Référence : 2009 CF 553

ENTRE :

AFFAIRE INTÉRESSANT un certificat signé conformément

au paragraphe 77(1) de la Loi sur l’immigration et la protection des réfugiés (la LIPR);

 

ET le dépôt de ce certificat devant la Cour fédérale conformément au paragraphe 77(1) de la LIPR;

 

ET Mohamed HARKAT

 

 

MOTIFS DE L’ORDONNANCE

LE JUGE NOËL

 

[1]               Le 26 mai 2009 à midi, une lettre « Très secret » contenant deux pièces jointes « Très secret » (la lettre des ministres) a été remise à la Cour par le Service canadien du renseignement de sécurité (le SCRS). La lettre des ministres contenait de nouveaux renseignements datant de 2002 et 2008 à propos de la fiabilité d’une source humaine qui avait fourni des renseignements concernant l’enquête au sujet de M. Harkat.

 

[2]               Dans la lettre des ministres, leur avocat reconnaît qu’il est :

[traduction] […] clair que la Cour et les avocats spéciaux auraient dû être informés de [ces renseignements] et l’omission de les informer est un problème grave. Le Service enquête pour savoir pourquoi ces renseignements n’ont pas été fournis et fera rapport à la Cour dès que l’enquête sera terminée. 

 

[3]               Les renseignements fournis dans la lettre des ministres sont importants et traitent du poids à accorder à la preuve produite par une source humaine; toutefois, ces renseignements n’ont pas été fournis à la Cour ni aux avocats spéciaux :

·        dans la pièce A. Tel qu’il est mentionné dans la décision Re Harkat, 2009 CF 204, au paragraphe 66, la pièce A est une pièce préparée par le SCRS évaluant la fiabilité de la source et sa relation avec le SCRS. Elle vise à permettre à la Cour de tirer des conclusions quant à la fiabilité des renseignements fournis par la source.

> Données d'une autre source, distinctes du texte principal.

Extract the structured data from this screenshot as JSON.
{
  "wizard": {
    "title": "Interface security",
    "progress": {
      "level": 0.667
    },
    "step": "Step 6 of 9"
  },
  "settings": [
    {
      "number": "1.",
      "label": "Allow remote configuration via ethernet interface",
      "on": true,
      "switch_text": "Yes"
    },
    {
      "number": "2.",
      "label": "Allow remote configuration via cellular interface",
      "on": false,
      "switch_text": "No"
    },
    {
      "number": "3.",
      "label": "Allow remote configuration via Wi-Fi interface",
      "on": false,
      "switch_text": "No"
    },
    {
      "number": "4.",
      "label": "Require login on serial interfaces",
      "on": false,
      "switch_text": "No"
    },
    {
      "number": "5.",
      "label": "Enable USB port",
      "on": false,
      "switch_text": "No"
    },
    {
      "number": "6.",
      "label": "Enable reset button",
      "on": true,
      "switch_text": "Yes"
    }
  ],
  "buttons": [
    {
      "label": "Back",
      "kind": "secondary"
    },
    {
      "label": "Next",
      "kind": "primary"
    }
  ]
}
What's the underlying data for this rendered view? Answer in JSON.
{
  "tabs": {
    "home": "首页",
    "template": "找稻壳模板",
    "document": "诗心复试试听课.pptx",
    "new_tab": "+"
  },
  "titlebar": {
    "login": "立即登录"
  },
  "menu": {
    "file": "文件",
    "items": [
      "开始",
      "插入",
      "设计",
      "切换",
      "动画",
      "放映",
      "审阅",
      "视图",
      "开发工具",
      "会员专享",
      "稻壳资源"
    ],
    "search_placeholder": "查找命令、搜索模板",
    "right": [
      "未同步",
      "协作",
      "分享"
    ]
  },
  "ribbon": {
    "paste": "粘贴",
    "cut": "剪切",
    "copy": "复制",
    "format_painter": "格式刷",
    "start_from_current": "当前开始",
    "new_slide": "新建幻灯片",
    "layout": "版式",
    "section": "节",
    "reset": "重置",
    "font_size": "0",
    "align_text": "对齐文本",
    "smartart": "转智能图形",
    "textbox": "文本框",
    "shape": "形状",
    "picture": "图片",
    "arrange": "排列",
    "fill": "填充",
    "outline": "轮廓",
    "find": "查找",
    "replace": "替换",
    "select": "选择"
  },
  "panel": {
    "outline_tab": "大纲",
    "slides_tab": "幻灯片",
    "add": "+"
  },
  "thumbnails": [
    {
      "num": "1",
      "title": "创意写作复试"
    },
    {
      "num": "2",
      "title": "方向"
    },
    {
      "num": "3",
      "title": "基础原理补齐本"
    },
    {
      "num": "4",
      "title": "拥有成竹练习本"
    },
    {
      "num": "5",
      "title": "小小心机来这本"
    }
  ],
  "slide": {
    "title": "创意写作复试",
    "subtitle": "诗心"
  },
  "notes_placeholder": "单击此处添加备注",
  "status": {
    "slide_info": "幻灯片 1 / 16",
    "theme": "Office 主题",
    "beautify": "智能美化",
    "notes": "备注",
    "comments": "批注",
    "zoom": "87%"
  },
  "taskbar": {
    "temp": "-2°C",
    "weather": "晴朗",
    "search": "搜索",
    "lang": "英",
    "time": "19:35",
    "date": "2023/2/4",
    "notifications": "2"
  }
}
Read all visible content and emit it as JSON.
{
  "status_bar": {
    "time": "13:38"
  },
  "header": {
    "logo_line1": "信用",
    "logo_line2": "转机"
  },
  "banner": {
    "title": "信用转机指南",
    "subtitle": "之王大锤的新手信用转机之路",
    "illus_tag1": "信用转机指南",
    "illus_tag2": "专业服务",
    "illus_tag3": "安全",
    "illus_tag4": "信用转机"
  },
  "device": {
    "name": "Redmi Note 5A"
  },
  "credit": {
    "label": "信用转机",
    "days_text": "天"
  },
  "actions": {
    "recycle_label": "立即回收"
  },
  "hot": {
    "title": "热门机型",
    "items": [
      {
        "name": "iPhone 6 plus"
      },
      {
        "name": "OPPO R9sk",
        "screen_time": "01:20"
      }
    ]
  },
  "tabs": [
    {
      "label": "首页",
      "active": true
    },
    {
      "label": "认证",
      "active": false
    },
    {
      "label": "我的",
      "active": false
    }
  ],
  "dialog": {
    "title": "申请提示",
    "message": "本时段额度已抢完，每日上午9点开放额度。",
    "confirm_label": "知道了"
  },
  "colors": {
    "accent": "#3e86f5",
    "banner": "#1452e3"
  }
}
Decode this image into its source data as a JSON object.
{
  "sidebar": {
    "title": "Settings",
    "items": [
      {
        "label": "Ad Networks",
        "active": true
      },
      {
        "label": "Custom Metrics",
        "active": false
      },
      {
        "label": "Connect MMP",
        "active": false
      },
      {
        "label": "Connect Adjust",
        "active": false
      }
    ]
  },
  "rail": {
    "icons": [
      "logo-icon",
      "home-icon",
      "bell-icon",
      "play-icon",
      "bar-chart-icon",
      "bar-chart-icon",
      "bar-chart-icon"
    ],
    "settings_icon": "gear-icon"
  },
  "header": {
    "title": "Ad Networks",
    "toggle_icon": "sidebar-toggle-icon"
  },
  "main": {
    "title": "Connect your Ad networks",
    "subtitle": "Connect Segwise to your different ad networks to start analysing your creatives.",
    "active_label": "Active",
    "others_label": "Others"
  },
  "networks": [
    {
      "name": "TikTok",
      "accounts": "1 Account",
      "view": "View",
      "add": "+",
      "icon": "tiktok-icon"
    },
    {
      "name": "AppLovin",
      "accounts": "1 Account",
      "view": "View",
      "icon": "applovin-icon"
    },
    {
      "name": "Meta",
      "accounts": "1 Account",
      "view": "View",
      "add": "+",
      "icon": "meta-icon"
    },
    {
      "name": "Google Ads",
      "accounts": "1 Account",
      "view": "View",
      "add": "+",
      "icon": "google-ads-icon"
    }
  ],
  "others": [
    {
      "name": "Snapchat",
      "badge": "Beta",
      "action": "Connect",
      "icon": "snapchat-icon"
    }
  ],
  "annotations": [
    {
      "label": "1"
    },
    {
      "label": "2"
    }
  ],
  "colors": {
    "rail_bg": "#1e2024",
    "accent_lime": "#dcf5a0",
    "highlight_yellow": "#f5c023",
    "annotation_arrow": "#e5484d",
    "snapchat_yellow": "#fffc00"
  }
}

·        dans le cadre de la divulgation faisant suite à l’ordonnance rendue par la Cour le 24 septembre 2008 conformément à l’arrêt Charkaoui c. Canada (Citoyenneté et Immigration), 2008 CSC 38 (Charkaoui 2).

·        en réponse à l’ordonnance du 28 novembre 2008 dans laquelle la Cour a exigé que les ministres produisent les renseignements contenus dans leurs dossiers administratifs ou leurs dossiers opérationnels quant à la fiabilité des renseignements fournis par une source humaine.

·        par le témoin du SCRS qui a témoigné en septembre 2008 relativement au caractère raisonnable du certificat, même quand la Cour l’a interrogé précisément au sujet de la fiabilité de la source.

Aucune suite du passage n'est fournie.